Conscient de la situation préoccupante du moment, vous avez proposé dans un élan volontariste de rupture un programme de refondation axé sur :

• la consolidation de la Nation, la construction de l’Etat et la restauration de son autorité ;

• la relance de l’économie,

• la lutte contre la pauvreté et les inégalités sociales,

• la restauration de la famille et des valeurs sociales avec un accent particulier sur la lutte contre la corruption, sous toutes formes, et contre l’immoralité politique.

A l’analyse, nous sommes aujourd’hui préoccupés par le niveau de réalisation des facteurs et des repères que vous avez soulignés, comme la clé de réussite de votre programme.

D’où l’objet de la présente interpellation.
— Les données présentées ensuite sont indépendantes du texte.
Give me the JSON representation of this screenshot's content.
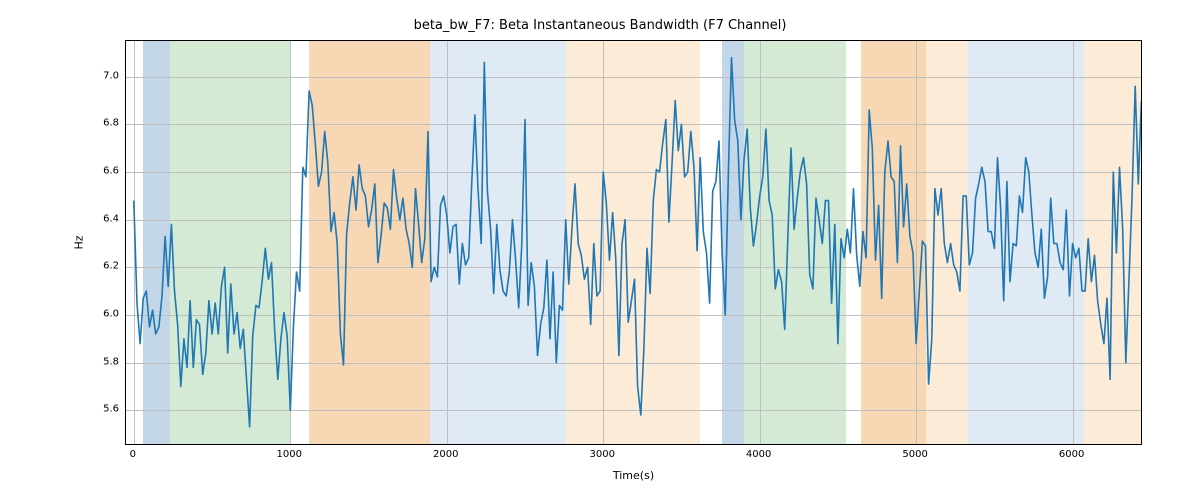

C’est donc sur la foi des engagements de votre programme que nous souhaitions avoir des éclairages sur leur mise en œuvre, conscient de la lourde et délicate mission qui est la vôtre à la tête du Gouvernement de la République.

1. SUR LE PLAN DE LA CONSOLIDATION DE LA PAIX ET DE LA NATION AINSI QUE DE LA RESTAURATION DE L’AUTORITE DE L’ETAT

Le contrat de gouvernance, que vous décriviez comme l’innovation de taille dont le peuple appréciera la pertinence et l’impact dans les prochains mois tarde à donner la mesure des résultats spectaculaires que vous lui assigniez.

Dans le cadre du Contrat de Gouvernance, vous vous êtes néanmoins engagé à mettre en place des institutions sécurité des personnes et de leurs biens, la sécurité juridique et judiciaire, la transparence dans la gestion, l’obligation de rendre compte et l’obligation de réaliser des résultats. Vous avez, à cette occasion, ciblé les domaines prioritaires que sont l’intégration de l’armée, la démobilisation et la réinsertion ainsi que la modernisation de la police et du système judiciaire.

A. La défense nationale et sécurité : Armée et Police nationale

Concernant la réforme de l’Armée, la question à cette étape consiste à savoir quelle est votre politique dans la conduite de ce processus en vue de doter notre pays d’une armée opérationnelle, disciplinée, dissuasive et moderne, capable de sécuriser nos populations et nos frontières. Combien a coûté le processus ?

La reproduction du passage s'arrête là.